Added to the craziness, a pipe had decided to burst or loosen or something and was pouring down water just next to the basement entrance. I'm still not sure what it was, but I got some of it on me so I'd rather not think about that. Best part? I get to go down there tomorrow, too!

Seriously AT&T needs to hurry on up and finalize that installation.

06 December 2007

There Must Be A Way....

This trip to Santa Cruz has been so disastrous, so calamitous, so unfortunately terrible, that I'm not sure I will recover from it any time soon.

Rather than waste the $200 I'd spent months ago on my ticket out to San Francisco, I made the decision to go out there and just leave a couple of days early, because I have very little trouble working remotely from anywhere in the world. I just need my laptop and a reliable internet connection and I'm good to go. My first day or two in Santa Cruz this was absolutely the case. I was able to get plenty of things done at first, getting some nice graphical changes pushed up to the server and such.

Then... my laptop died catastrophically. At this point, being as I've been using these computerboxen for quite some time, I knew pretty much immediately what was wrong but lacked the tools and the space to safely fix it (fixing it required opening up my laptop). At this point, I tried to make do with Brian's computer but ultimately gave up on that. I tried to change my flight back to Chicago but found that I could not without spending an absurd amount of money (about $300) to do it. So... I decided that I would come back at my regularly scheduled time and somehow find a way to deal with the consequences. How I will do that remains to be seen....

This trip to Santa Cruz really was quite different from the previous ones.

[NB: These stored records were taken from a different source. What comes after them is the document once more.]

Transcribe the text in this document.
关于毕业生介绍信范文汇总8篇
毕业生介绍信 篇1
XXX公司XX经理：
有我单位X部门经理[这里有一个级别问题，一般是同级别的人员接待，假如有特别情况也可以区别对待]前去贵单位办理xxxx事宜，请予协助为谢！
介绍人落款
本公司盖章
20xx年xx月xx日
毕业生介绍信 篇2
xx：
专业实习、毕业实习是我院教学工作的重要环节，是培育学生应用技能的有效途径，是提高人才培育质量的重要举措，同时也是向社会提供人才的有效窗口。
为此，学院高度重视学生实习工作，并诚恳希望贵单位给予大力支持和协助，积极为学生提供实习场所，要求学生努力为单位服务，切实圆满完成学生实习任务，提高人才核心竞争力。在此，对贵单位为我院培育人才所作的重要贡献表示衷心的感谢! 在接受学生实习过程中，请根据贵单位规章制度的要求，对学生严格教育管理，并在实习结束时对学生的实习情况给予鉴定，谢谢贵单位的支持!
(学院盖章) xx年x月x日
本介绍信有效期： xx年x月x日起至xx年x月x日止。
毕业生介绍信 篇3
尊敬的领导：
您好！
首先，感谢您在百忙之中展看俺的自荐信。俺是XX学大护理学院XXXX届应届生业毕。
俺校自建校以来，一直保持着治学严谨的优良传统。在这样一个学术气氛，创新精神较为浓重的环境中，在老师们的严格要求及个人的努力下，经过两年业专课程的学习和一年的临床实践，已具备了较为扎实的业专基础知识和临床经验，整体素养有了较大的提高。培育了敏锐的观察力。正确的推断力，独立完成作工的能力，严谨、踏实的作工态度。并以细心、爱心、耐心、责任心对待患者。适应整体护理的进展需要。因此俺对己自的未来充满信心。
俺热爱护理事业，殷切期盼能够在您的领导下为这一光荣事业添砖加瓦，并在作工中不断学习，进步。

Whereas previously Santa Cruz had been my place to relax and be with the people I love, this time it was more where I went to feel trapped, brooding, anxious, and depressed. I did manage to see almost everyone I wanted to (almost), and I saw the Red Elvises perform live, which was great. I also played a fair amount of pool—enough to almost completely recover my old skills at the game.

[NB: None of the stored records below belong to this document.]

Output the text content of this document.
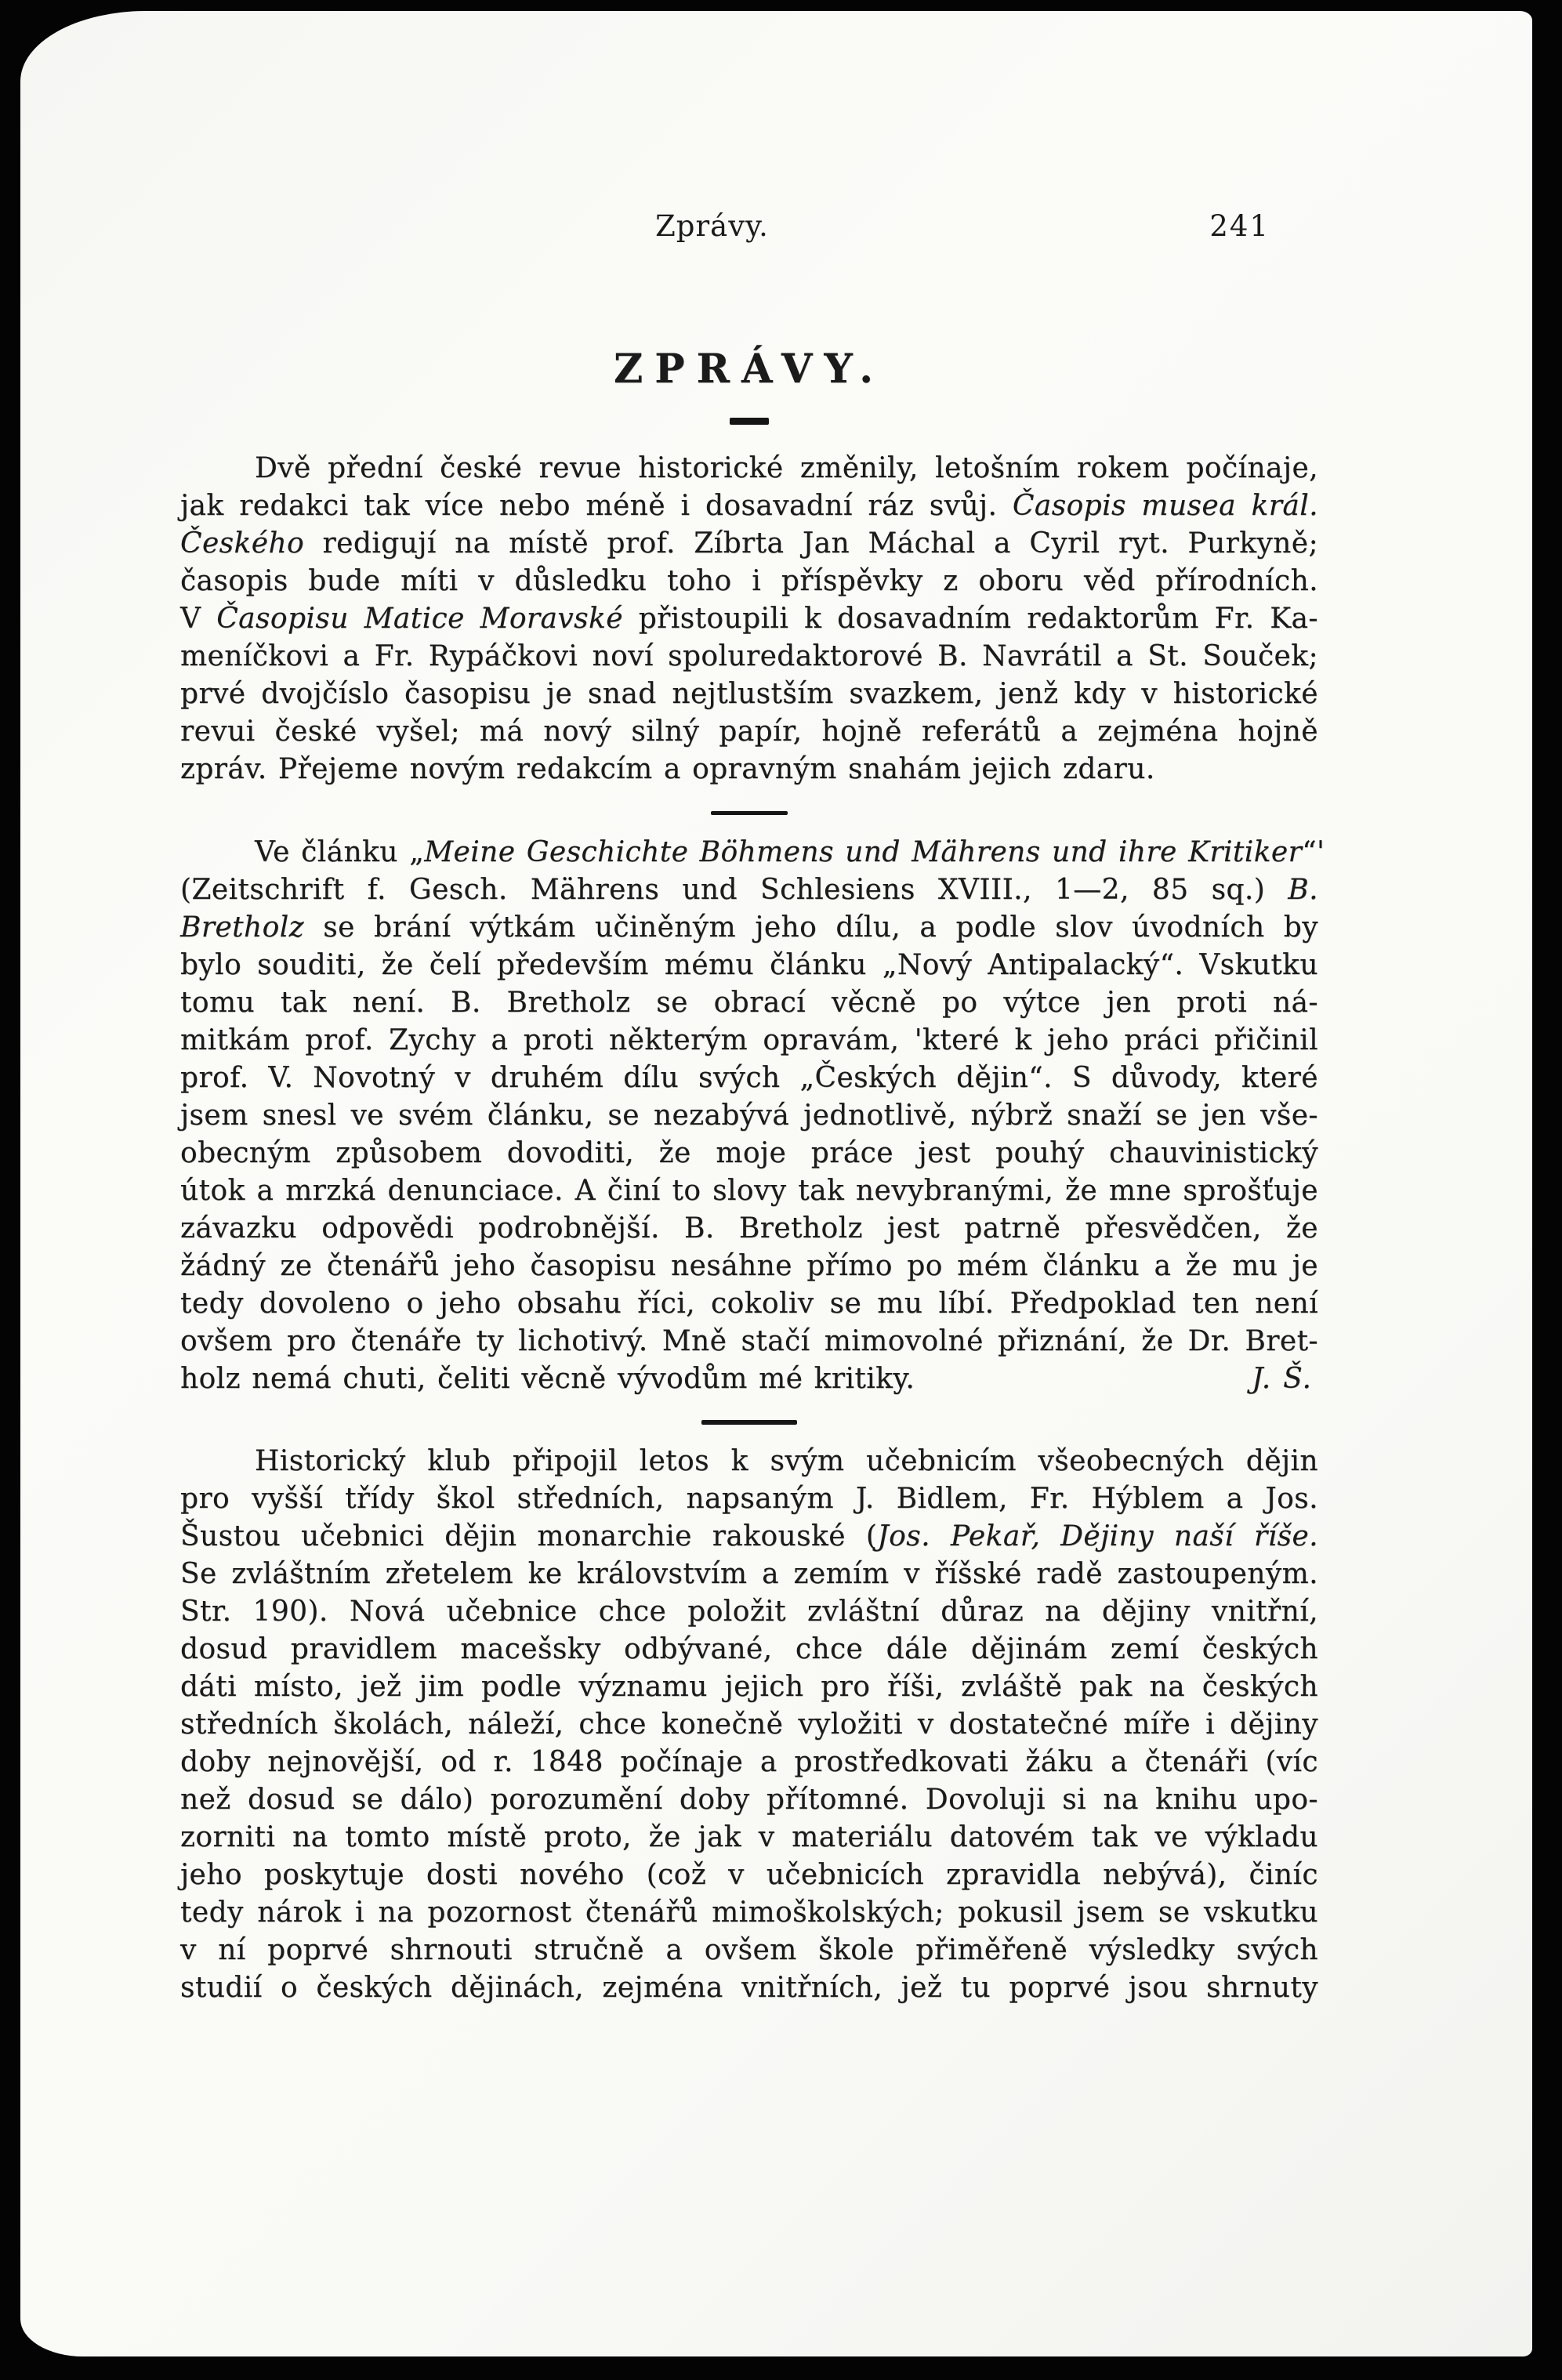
Zprávy.	241
ZPRÁVY.
Dvě přední české revue historické změnily, letošním rokem počínaje,
jak redakci tak více nebo méně i dosavadní ráz svůj. Časopis musea král.
Českého redigují na místě prof. Zíbrta Jan Máchal a Cyril ryt. Purkyně;
časopis bude míti v důsledku toho i příspěvky z oboru věd přírodních.
V Časopisu Matice Moravské přistoupili k dosavadním redaktorům Fr. Ka-
meníčkovi a Fr. Rypáčkovi noví spoluredaktorové B. Navrátil a St. Souček;
prvé dvojčíslo časopisu je snad nejtlustším svazkem, jenž kdy v historické
revui české vyšel; má nový silný papír, hojně referátů a zejména hojně
zpráv. Přejeme novým redakcím a opravným snahám jejich zdaru.
Ve článku „Meine Geschichte Böhmens und Mährens und ihre Kritiker“'
(Zeitschrift f. Gesch. Mährens und Schlesiens XVIII., 1—2, 85 sq.) B.
Bretholz se brání výtkám učiněným jeho dílu, a podle slov úvodních by
bylo souditi, že čelí především mému článku „Nový Antipalacký“. Vskutku
tomu tak není. B. Bretholz se obrací věcně po výtce jen proti ná-
mitkám prof. Zychy a proti některým opravám, 'které k jeho práci přičinil
prof. V. Novotný v druhém dílu svých „Českých dějin“. S důvody, které
jsem snesl ve svém článku, se nezabývá jednotlivě, nýbrž snaží se jen vše-
obecným způsobem dovoditi, že moje práce jest pouhý chauvinistický
útok a mrzká denunciace. A činí to slovy tak nevybranými, že mne sprošťuje
závazku odpovědi podrobnější. B. Bretholz jest patrně přesvědčen, že
žádný ze čtenářů jeho časopisu nesáhne přímo po mém článku a že mu je
tedy dovoleno o jeho obsahu říci, cokoliv se mu líbí. Předpoklad ten není
ovšem pro čtenáře ty lichotivý. Mně stačí mimovolné přiznání, že Dr. Bret-
holz nemá chuti, čeliti věcně vývodům mé kritiky.	J. Š.
Historický klub připojil letos k svým učebnicím všeobecných dějin
pro vyšší třídy škol středních, napsaným J. Bidlem, Fr. Hýblem a Jos.
Šustou učebnici dějin monarchie rakouské (Jos. Pekař, Dějiny naší říše.
Se zvláštním zřetelem ke královstvím a zemím v říšské radě zastoupeným.
Str. 190). Nová učebnice chce položit zvláštní důraz na dějiny vnitřní,
dosud pravidlem macešsky odbývané, chce dále dějinám zemí českých
dáti místo, jež jim podle významu jejich pro říši, zvláště pak na českých
středních školách, náleží, chce konečně vyložiti v dostatečné míře i dějiny
doby nejnovější, od r. 1848 počínaje a prostředkovati žáku a čtenáři (víc
než dosud se dálo) porozumění doby přítomné. Dovoluji si na knihu upo-
zorniti na tomto místě proto, že jak v materiálu datovém tak ve výkladu
jeho poskytuje dosti nového (což v učebnicích zpravidla nebývá), činíc
tedy nárok i na pozornost čtenářů mimoškolských; pokusil jsem se vskutku
v ní poprvé shrnouti stručně a ovšem škole přiměřeně výsledky svých
studií o českých dějinách, zejména vnitřních, jež tu poprvé jsou shrnuty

In short, I just feel like my visit to Santa Cruz increased my feelings of alienation, maybe not even necessarily because of anyone in particular but because of me. I just wasn't feeling it, and the fact that I had so much work I couldn't do just made me so anxious I had a hard time enjoying myself. My life just really does seem lately like it's not at all what I wanted. I'm in a holding pattern until I have enough money or enough prospects to move on.